Kinder nicht angehört, Blockadehaltung der Eltern nicht gewürdigt
2013 wurde daraufhin in Reaktion auf die Urteile des EGMR eine Neuregelung ins Gesetz eingefügt. Gemäß 1686 a Abs. 1 Nr. 1 BGB hat der leibliche Vater seitdem ein Recht auf Umgang, sofern er ernsthaftes Interesse an dem Kind gezeigt hat und der Umgang dem Kindeswohl dient.
Der leibliche Vater beantragte nach der Entscheidung des EGMR erneut eine Umgangsregelung, und das Amtsgericht (AG) Baden-Baden ordnete 2013 einen monatlichen, begleiteten Umgang an (Beschl. v. 08.03.2013, Az. 6 F 80/11). Das OLG hob diese Regelung jedoch auf die Beschwerde der rechtlichen Eltern hin auf (Beschl. v. 01.06.2015 - 20 UF 63/13).
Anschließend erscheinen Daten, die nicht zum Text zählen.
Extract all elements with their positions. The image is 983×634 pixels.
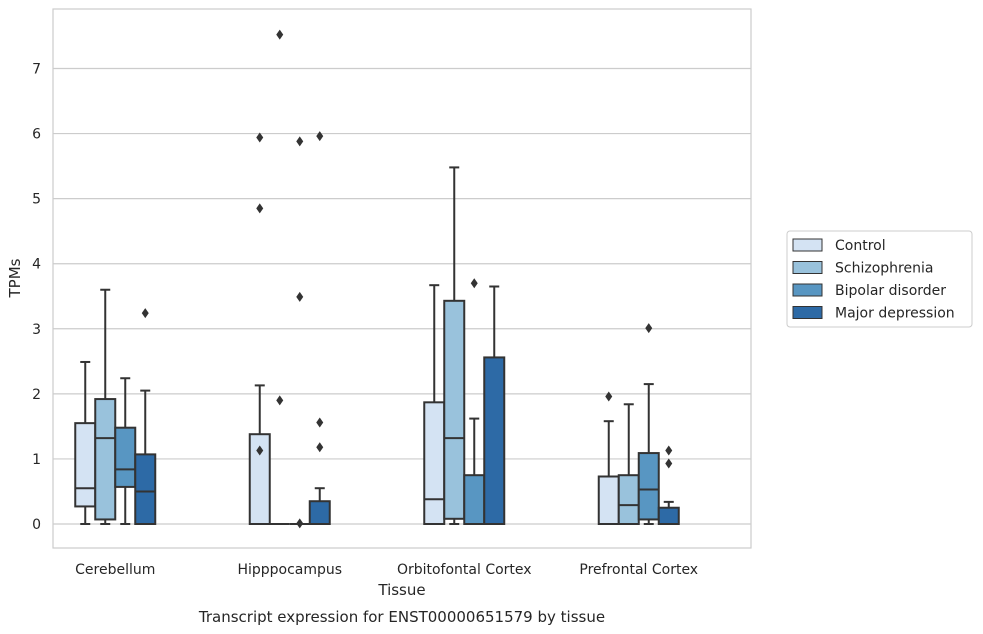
y-tick-label: 4	[32, 257, 41, 273]
y-tick-label: 0	[32, 517, 41, 533]
box-group	[463, 278, 486, 526]
outlier-point	[296, 291, 304, 302]
box	[423, 401, 446, 526]
box-group	[483, 285, 506, 525]
box-group	[617, 403, 640, 526]
box	[308, 500, 331, 526]
outlier-point	[256, 203, 264, 214]
legend-label: Control	[835, 238, 886, 254]
outlier-point	[296, 136, 304, 147]
y-tick-label: 7	[32, 62, 41, 78]
x-tick-label: Orbitofontal Cortex	[397, 562, 532, 578]
y-tick-label: 5	[32, 192, 41, 208]
legend-swatch	[792, 283, 823, 297]
outlier-point	[256, 445, 264, 456]
box	[617, 474, 640, 526]
box-group	[637, 323, 660, 525]
y-tick-label: 2	[32, 387, 41, 403]
legend-label: Schizophrenia	[835, 261, 933, 277]
box-group	[269, 29, 290, 525]
outlier-point	[256, 132, 264, 143]
box-group	[289, 136, 310, 529]
outlier-point	[665, 445, 673, 456]
outlier-point	[141, 308, 149, 319]
box	[443, 299, 466, 520]
x-tick-label: Cerebellum	[75, 562, 155, 578]
outlier-point	[665, 458, 673, 469]
outlier-point	[605, 391, 613, 402]
outlier-point	[296, 518, 304, 529]
box	[94, 398, 117, 521]
box	[134, 453, 157, 525]
box-group	[114, 377, 137, 525]
box	[463, 474, 486, 526]
outlier-point	[316, 131, 324, 142]
y-axis-ticks: 0 1 2 3 4 5 6 7	[32, 62, 41, 534]
legend-label: Major depression	[835, 306, 955, 322]
box-group	[597, 391, 620, 526]
box	[74, 422, 97, 508]
outlier-point	[276, 29, 284, 40]
box-group	[134, 308, 157, 525]
x-axis-title: Tissue	[377, 581, 425, 599]
legend-swatch	[792, 306, 823, 319]
box-group	[423, 284, 446, 526]
boxes-layer	[74, 29, 680, 529]
box	[114, 426, 137, 488]
box-group	[308, 131, 331, 526]
x-tick-label: Hipppocampus	[237, 562, 342, 578]
outlier-point	[316, 442, 324, 453]
box-group	[657, 445, 680, 526]
outlier-point	[316, 417, 324, 428]
box	[483, 356, 506, 525]
outlier-point	[645, 323, 653, 334]
legend-frame	[786, 230, 973, 328]
y-tick-label: 1	[32, 452, 41, 468]
x-tick-label: Prefrontal Cortex	[579, 562, 698, 578]
y-axis-title: TPMs	[6, 258, 24, 298]
box-group	[94, 288, 117, 525]
box-group	[443, 166, 466, 525]
box-group	[248, 132, 271, 525]
box	[597, 475, 620, 526]
outlier-point	[276, 395, 284, 406]
legend-items: Control Schizophrenia Bipolar disorder Majo…	[792, 238, 955, 322]
box	[637, 452, 660, 521]
box	[657, 506, 680, 526]
y-tick-label: 3	[32, 322, 41, 338]
box-group	[74, 360, 97, 525]
outlier-point	[470, 278, 478, 289]
x-axis-ticks: Cerebellum Hipppocampus Orbitofontal Corte…	[75, 562, 698, 578]
legend-swatch	[792, 261, 823, 274]
plot-frame	[52, 8, 752, 549]
legend: Control Schizophrenia Bipolar disorder Majo…	[786, 230, 973, 328]
y-tick-label: 6	[32, 127, 41, 143]
legend-label: Bipolar disorder	[835, 283, 946, 299]
chart-caption: Transcript expression for ENST0000065157…	[198, 608, 605, 626]
gridlines	[53, 67, 751, 525]
legend-swatch	[792, 238, 823, 252]
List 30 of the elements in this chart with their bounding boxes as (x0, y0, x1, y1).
Der BGH hat die Entscheidung des OLG nun seinerseits aufgehoben. Sie beruhe auf unzureichenden Ermittlungen, so der Senat. Das folge bereits daraus, dass die rechtlichen Eltern sich geweigert haben, die Zwillinge über ihre wahre Abstammung zu unterrichten, die Sachverständigen den Kindern deshalb vorgetäuscht haben, ihr Abstammungsgutachten werde im Rahmen der Zwillingsforschung erstellt, und die Gerichte die zum Zeitpunkt der Begutachtung bereits neun Jahre alten Kinder nicht angehört haben.
Elterngrundrecht in diesen Fällen einzuschränken
Das Familien- und Elterngrundrecht, insbesondere das Recht über die Information des Kindes hinsichtlich seiner wahren Abstammung, sei in Fällen, in denen der leibliche Vater ein Umgangsrecht nach § 1686 a BGB begehrt, eingeschränkt, heißt es in dem am Donnerstag veröffentlichten BGH-Beschluss.
Das Kind sei vor einer Anhörung bzw. vor einer etwaigen Begutachtung bei entsprechender Reife über seine wahre Abstammung zu unterrichten, sofern ein Umgang nicht bereits aus anderen, nicht unmittelbar das Kind betreffenden Gründen ausscheide. Weigern sich die rechtlichen Eltern, dies selbst zu tun, stehe es im Ermessen des Tatrichters, in welcher Art und Weise er für eine entsprechende Information des Kindes Sorge trägt.